Data Suppression: Everything You Need to Know
Certain critical data on school performance or student subject evaluations are erased or deleted through the data suppression process. This is usually done to maintain the privacy of the owners of these datasets.
Apart from students, data suppression can also help protect the privacy, identities, and personal information of individual teachers or administrators. The process is used whenever there’s a possibility that the information included in a publicly available report could be used to deduce or reveal the identities of particular individuals.
Though data suppression may appear to be similar to data masking, it’s a distinct process. Data suppression involves deleting or removing the entire information, which is commonly contained in publicly shared reports and files. In contrast, confidential information is encrypted in a database or file or concealed from view with data masking. However, individuals with the proper passwords or authorization codes can access the masked data.
When school districts and state education agencies share data with third parties like researchers or contractors or publicly, they need to take steps to safeguard individual privacy. Thus, they suppress data, such as names and social security numbers, which will directly disclose the identity of individuals. Additionally, they’ll also suppress selected information to modify datasets, which could have otherwise exposed the identities of particular students even when the data apparently contained no personally identifiable information. An example could be a small rural school that has two students of color.

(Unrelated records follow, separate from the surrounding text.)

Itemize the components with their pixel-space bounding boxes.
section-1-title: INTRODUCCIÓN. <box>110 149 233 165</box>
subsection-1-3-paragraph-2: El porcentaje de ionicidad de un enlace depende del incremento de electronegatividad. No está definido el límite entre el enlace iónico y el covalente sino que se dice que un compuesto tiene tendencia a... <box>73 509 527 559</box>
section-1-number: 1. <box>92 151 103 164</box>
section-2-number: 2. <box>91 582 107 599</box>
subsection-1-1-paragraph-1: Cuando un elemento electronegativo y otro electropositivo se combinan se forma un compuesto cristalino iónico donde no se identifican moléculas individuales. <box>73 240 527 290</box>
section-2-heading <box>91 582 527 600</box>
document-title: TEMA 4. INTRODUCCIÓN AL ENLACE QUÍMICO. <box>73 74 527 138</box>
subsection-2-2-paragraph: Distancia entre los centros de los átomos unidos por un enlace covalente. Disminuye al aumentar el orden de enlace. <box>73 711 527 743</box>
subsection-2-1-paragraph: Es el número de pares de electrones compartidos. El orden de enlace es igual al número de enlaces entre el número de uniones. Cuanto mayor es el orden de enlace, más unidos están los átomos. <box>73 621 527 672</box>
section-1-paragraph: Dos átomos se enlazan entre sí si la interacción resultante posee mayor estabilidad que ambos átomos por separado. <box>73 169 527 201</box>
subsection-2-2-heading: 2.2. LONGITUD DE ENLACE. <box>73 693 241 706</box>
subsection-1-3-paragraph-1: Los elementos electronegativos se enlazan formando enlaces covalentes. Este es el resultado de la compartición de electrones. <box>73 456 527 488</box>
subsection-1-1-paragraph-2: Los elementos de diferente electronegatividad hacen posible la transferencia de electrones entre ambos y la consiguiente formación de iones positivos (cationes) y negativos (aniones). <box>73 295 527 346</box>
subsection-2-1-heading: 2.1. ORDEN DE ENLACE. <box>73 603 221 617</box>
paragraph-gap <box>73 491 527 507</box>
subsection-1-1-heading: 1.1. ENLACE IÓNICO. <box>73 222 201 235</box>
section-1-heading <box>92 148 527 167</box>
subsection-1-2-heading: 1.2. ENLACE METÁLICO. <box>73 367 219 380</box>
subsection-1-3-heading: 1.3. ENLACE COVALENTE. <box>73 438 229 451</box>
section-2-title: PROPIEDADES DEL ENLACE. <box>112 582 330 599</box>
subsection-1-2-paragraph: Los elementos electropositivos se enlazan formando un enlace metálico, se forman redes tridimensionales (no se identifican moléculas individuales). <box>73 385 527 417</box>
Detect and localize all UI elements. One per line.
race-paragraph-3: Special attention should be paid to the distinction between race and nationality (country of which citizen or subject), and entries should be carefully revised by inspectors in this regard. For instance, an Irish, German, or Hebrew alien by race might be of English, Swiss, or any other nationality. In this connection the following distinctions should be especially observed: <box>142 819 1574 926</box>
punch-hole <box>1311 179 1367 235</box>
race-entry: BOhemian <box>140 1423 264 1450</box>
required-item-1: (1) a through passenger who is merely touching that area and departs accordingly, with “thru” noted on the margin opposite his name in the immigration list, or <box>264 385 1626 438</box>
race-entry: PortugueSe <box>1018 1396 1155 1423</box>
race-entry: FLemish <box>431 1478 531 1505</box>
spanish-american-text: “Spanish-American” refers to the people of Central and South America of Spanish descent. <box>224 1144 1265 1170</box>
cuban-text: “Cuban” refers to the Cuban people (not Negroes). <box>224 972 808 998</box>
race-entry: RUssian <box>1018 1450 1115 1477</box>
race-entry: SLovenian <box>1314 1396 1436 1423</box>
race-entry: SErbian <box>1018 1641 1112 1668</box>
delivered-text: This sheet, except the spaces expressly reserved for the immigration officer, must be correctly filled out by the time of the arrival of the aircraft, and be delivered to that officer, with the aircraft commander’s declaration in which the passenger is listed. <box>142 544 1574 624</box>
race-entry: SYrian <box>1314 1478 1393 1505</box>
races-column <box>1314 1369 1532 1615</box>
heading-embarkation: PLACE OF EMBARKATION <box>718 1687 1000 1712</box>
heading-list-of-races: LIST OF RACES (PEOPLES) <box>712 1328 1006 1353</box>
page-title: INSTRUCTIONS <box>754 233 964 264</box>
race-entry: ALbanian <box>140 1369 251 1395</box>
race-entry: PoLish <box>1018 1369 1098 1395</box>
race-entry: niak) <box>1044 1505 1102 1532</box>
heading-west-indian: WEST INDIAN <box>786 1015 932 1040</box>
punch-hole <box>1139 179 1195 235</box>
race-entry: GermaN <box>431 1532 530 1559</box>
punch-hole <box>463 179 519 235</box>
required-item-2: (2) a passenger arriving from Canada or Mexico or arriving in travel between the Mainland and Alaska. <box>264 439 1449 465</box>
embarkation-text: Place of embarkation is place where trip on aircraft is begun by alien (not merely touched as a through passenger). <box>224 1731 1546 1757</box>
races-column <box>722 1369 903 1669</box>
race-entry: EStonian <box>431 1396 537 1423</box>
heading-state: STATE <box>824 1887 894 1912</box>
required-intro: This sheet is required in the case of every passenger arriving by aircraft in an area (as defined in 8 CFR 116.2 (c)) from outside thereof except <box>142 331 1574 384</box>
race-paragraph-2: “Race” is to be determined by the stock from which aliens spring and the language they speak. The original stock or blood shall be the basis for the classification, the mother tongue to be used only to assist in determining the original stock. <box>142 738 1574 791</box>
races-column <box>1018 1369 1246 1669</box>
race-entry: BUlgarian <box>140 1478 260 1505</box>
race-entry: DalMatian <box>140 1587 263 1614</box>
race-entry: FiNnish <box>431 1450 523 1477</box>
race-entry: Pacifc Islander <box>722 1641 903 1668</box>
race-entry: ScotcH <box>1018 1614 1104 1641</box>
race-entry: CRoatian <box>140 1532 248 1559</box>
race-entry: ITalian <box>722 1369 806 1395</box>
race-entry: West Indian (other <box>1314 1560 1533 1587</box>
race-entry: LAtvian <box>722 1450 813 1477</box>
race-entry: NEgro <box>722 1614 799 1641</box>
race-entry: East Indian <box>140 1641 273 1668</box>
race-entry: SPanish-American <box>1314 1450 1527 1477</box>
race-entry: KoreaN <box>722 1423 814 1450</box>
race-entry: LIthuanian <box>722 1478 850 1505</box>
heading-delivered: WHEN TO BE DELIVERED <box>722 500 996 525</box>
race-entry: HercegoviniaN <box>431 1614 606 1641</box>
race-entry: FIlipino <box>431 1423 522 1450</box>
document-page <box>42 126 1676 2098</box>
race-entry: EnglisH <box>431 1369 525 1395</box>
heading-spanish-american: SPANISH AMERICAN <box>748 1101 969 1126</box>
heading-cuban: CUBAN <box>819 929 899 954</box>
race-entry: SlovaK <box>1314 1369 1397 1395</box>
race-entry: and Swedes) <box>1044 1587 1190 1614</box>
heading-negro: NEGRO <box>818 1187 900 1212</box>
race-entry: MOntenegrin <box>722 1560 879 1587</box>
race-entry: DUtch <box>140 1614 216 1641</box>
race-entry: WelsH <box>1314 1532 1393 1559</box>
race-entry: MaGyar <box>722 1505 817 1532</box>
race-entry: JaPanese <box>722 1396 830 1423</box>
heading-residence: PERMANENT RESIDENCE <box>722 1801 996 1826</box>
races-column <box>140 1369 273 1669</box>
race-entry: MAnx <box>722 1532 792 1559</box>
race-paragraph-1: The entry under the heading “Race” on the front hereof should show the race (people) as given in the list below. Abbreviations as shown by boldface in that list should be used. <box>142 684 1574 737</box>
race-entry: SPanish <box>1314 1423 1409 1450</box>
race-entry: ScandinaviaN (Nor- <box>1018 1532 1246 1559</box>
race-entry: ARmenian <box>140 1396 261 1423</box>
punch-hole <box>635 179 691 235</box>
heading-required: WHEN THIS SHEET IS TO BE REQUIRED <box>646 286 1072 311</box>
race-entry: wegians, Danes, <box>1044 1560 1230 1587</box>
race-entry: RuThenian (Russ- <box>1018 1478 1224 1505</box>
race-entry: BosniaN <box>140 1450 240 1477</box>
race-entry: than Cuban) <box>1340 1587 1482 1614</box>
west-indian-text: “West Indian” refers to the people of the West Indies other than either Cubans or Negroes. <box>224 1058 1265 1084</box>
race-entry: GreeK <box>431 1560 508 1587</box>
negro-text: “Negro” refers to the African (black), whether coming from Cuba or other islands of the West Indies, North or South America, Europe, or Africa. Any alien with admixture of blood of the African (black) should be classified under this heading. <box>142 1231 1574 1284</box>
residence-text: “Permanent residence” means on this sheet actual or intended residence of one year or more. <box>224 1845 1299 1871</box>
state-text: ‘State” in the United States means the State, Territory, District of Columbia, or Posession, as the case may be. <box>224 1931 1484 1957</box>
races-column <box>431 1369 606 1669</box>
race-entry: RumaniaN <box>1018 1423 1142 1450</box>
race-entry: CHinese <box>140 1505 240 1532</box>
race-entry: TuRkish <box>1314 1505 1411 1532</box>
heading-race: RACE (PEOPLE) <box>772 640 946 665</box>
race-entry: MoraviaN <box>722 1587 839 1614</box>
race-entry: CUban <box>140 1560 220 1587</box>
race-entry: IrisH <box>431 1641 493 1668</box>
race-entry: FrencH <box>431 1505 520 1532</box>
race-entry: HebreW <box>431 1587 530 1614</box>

In case the school records contain, for instance, graduation rates or test scores for different racial subgroups, the identity of Hispanic, African American, or Asian students could be unintentionally revealed even though the data is otherwise “anonymous.” In other words, people familiar with the school or know who the minority students are could deduce which specific students earned which test scores by simply looking at the data. This is why districts, states, and schools may suppress certain data when subgroups are extremely small, as such datasets can possibly help to connect otherwise anonymous data to particular students.
Another use of data suppression could be when reporting percentages. If a report shows that a school’s zero or 100 percent of students in a particular grade scored at a specific level in an examination, any individual familiar with the school would have learned personal information about specific students. To prevent such occurrences, state districts and education agencies typically have data suppression policies that outline data types, which need to be suppressed in particular situations.